Polygon segmentations
Objective ✂️
In the early stages of architectural design, there is a concept about the
axis
in which direction the building will be placed.
This plays an important role in determining the optimal layout considering the functionality, aesthetics, and environmental conditions of the building.
The goal of this project is to develop a segmenter that can determine how many axes a given 2D polygon should be segmented into and how to make those segmentations.
Segmented lands by a human architect
The figures above are imaginary dividing lines arbitrarily set by the architect. The apartments in the figures are placed based on segmented polygons.
Human architects
intuitively know
how many axes a given 2D polygon should be segmented into and how to create these segmentations, but explaining this intuition to a computer is difficult.

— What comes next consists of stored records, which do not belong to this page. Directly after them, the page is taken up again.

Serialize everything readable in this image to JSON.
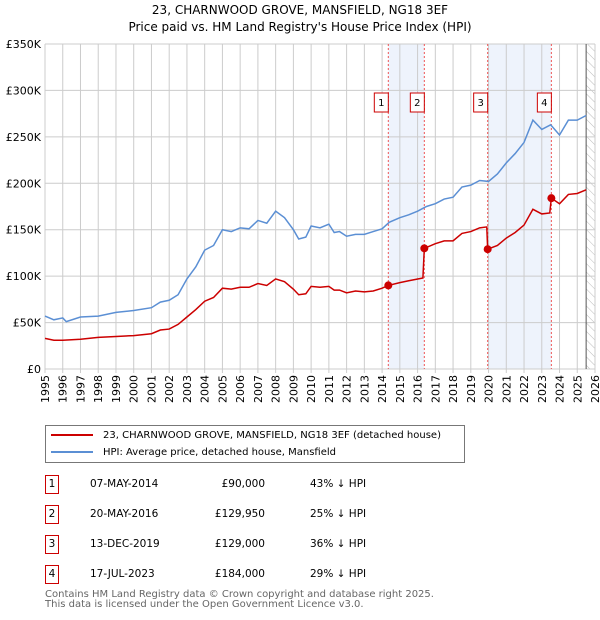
{
  "title": "23, CHARNWOOD GROVE, MANSFIELD, NG18 3EF",
  "subtitle": "Price paid vs. HM Land Registry's House Price Index (HPI)",
  "chart_data": {
    "type": "line",
    "ylim": [
      0,
      350000
    ],
    "xlim": [
      1995,
      2026
    ],
    "y_ticks": [
      {
        "v": 0,
        "label": "£0"
      },
      {
        "v": 50000,
        "label": "£50K"
      },
      {
        "v": 100000,
        "label": "£100K"
      },
      {
        "v": 150000,
        "label": "£150K"
      },
      {
        "v": 200000,
        "label": "£200K"
      },
      {
        "v": 250000,
        "label": "£250K"
      },
      {
        "v": 300000,
        "label": "£300K"
      },
      {
        "v": 350000,
        "label": "£350K"
      }
    ],
    "x_ticks": [
      "1995",
      "1996",
      "1997",
      "1998",
      "1999",
      "2000",
      "2001",
      "2002",
      "2003",
      "2004",
      "2005",
      "2006",
      "2007",
      "2008",
      "2009",
      "2010",
      "2011",
      "2012",
      "2013",
      "2014",
      "2015",
      "2016",
      "2017",
      "2018",
      "2019",
      "2020",
      "2021",
      "2022",
      "2023",
      "2024",
      "2025",
      "2026"
    ],
    "grid": true,
    "series": [
      {
        "name": "23, CHARNWOOD GROVE, MANSFIELD, NG18 3EF (detached house)",
        "color": "#cc0000",
        "x": [
          1995,
          1995.5,
          1996,
          1997,
          1998,
          1999,
          2000,
          2001,
          2001.5,
          2002,
          2002.5,
          2003,
          2003.5,
          2004,
          2004.5,
          2005,
          2005.5,
          2006,
          2006.5,
          2007,
          2007.5,
          2008,
          2008.5,
          2009,
          2009.3,
          2009.7,
          2010,
          2010.5,
          2011,
          2011.3,
          2011.6,
          2012,
          2012.5,
          2013,
          2013.5,
          2014,
          2014.35,
          2015,
          2015.5,
          2016.3,
          2016.38,
          2017,
          2017.5,
          2018,
          2018.5,
          2019,
          2019.5,
          2019.9,
          2019.95,
          2020.5,
          2021,
          2021.5,
          2022,
          2022.5,
          2023,
          2023.45,
          2023.54,
          2024,
          2024.5,
          2025,
          2025.5
        ],
        "y": [
          33000,
          31000,
          31000,
          32000,
          34000,
          35000,
          36000,
          38000,
          42000,
          43000,
          48000,
          56000,
          64000,
          73000,
          77000,
          87000,
          86000,
          88000,
          88000,
          92000,
          90000,
          97000,
          94000,
          86000,
          80000,
          81000,
          89000,
          88000,
          89000,
          85000,
          85000,
          82000,
          84000,
          83000,
          84000,
          87000,
          90000,
          93000,
          95000,
          98000,
          129950,
          135000,
          138000,
          138000,
          146000,
          148000,
          152000,
          153000,
          129000,
          133000,
          141000,
          147000,
          155000,
          172000,
          167000,
          168000,
          184000,
          178000,
          188000,
          189000,
          193000
        ]
      },
      {
        "name": "HPI: Average price, detached house, Mansfield",
        "color": "#5b8fd4",
        "x": [
          1995,
          1995.5,
          1996,
          1996.2,
          1997,
          1998,
          1999,
          2000,
          2001,
          2001.5,
          2002,
          2002.5,
          2003,
          2003.5,
          2004,
          2004.5,
          2005,
          2005.5,
          2006,
          2006.5,
          2007,
          2007.5,
          2008,
          2008.5,
          2009,
          2009.3,
          2009.7,
          2010,
          2010.5,
          2011,
          2011.3,
          2011.6,
          2012,
          2012.5,
          2013,
          2013.5,
          2014,
          2014.4,
          2015,
          2015.5,
          2016,
          2016.5,
          2017,
          2017.5,
          2018,
          2018.5,
          2019,
          2019.5,
          2020,
          2020.5,
          2021,
          2021.5,
          2022,
          2022.5,
          2023,
          2023.5,
          2024,
          2024.5,
          2025,
          2025.5
        ],
        "y": [
          57000,
          53000,
          55000,
          51000,
          56000,
          57000,
          61000,
          63000,
          66000,
          72000,
          74000,
          80000,
          97000,
          110000,
          128000,
          133000,
          150000,
          148000,
          152000,
          151000,
          160000,
          157000,
          170000,
          163000,
          150000,
          140000,
          142000,
          154000,
          152000,
          156000,
          147000,
          148000,
          143000,
          145000,
          145000,
          148000,
          151000,
          158000,
          163000,
          166000,
          170000,
          175000,
          178000,
          183000,
          185000,
          196000,
          198000,
          203000,
          202000,
          210000,
          222000,
          232000,
          244000,
          268000,
          258000,
          263000,
          252000,
          268000,
          268000,
          273000
        ]
      }
    ],
    "shaded_ranges": [
      [
        2014.35,
        2016.38
      ],
      [
        2019.95,
        2023.54
      ]
    ],
    "forecast_hatch_from": 2025.5,
    "markers": [
      {
        "label": "1",
        "x": 2014.35,
        "y": 90000
      },
      {
        "label": "2",
        "x": 2016.38,
        "y": 129950
      },
      {
        "label": "3",
        "x": 2019.95,
        "y": 129000
      },
      {
        "label": "4",
        "x": 2023.54,
        "y": 184000
      }
    ]
  },
  "legend": [
    {
      "label": "23, CHARNWOOD GROVE, MANSFIELD, NG18 3EF (detached house)",
      "color": "#cc0000"
    },
    {
      "label": "HPI: Average price, detached house, Mansfield",
      "color": "#5b8fd4"
    }
  ],
  "transactions": [
    {
      "num": "1",
      "date": "07-MAY-2014",
      "price": "£90,000",
      "hpi": "43% ↓ HPI"
    },
    {
      "num": "2",
      "date": "20-MAY-2016",
      "price": "£129,950",
      "hpi": "25% ↓ HPI"
    },
    {
      "num": "3",
      "date": "13-DEC-2019",
      "price": "£129,000",
      "hpi": "36% ↓ HPI"
    },
    {
      "num": "4",
      "date": "17-JUL-2023",
      "price": "£184,000",
      "hpi": "29% ↓ HPI"
    }
  ],
  "footer": [
    "Contains HM Land Registry data © Crown copyright and database right 2025.",
    "This data is licensed under the Open Government Licence v3.0."
  ]
}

To achieve this, I will use a combination of deep learning and graph theory.
In the graph, each point of the polygon will be a node and the connections between points will be edges.
Based on this concept, I will implement a GNN-based model, which will learn how to optimally segment given polygons.
A simple understanding of graph and GNN
Before generating data, let's understand graphs and Graph Neural Networks.
Basically, the graph is defined \( G = (V, E) \). At this expression, \( V \) is the set of vertices (nodes) and \( E \) is the set of edges.
Graphs are mainly expressed as an
adjacency matrix
. When the number of points is \( n \), the size of the adjacency matrix \( A \) is \( n \times n \).
When dealing with a graph in machine learning, it is expressed as a feature matrix depicting the characteristics of points. When the number of features is \( f \), the dimension of the feature matrix \( X \) is \( n \times f \).
Graphs
are used in various fields to represent data, and they are useful when teaching geometry to deep learning models for the following reasons:
- Representing Complex Structures Simply: Graphs effectively represent complex structures and relationships, making them suitable for modeling various forms of geometric data.
- Flexibility: Graphs can accommodate varying numbers of nodes and edges, making them advantageous when dealing with objects of diverse shapes and sizes.
Graph Neural Networks (GNN)
is a type of neural network designed to operate on graph structures.
Unlike traditional neural networks, which work on fixed-size inputs like vectors or matrices, GNNs can handle graph-structured data with variable size and connectivity.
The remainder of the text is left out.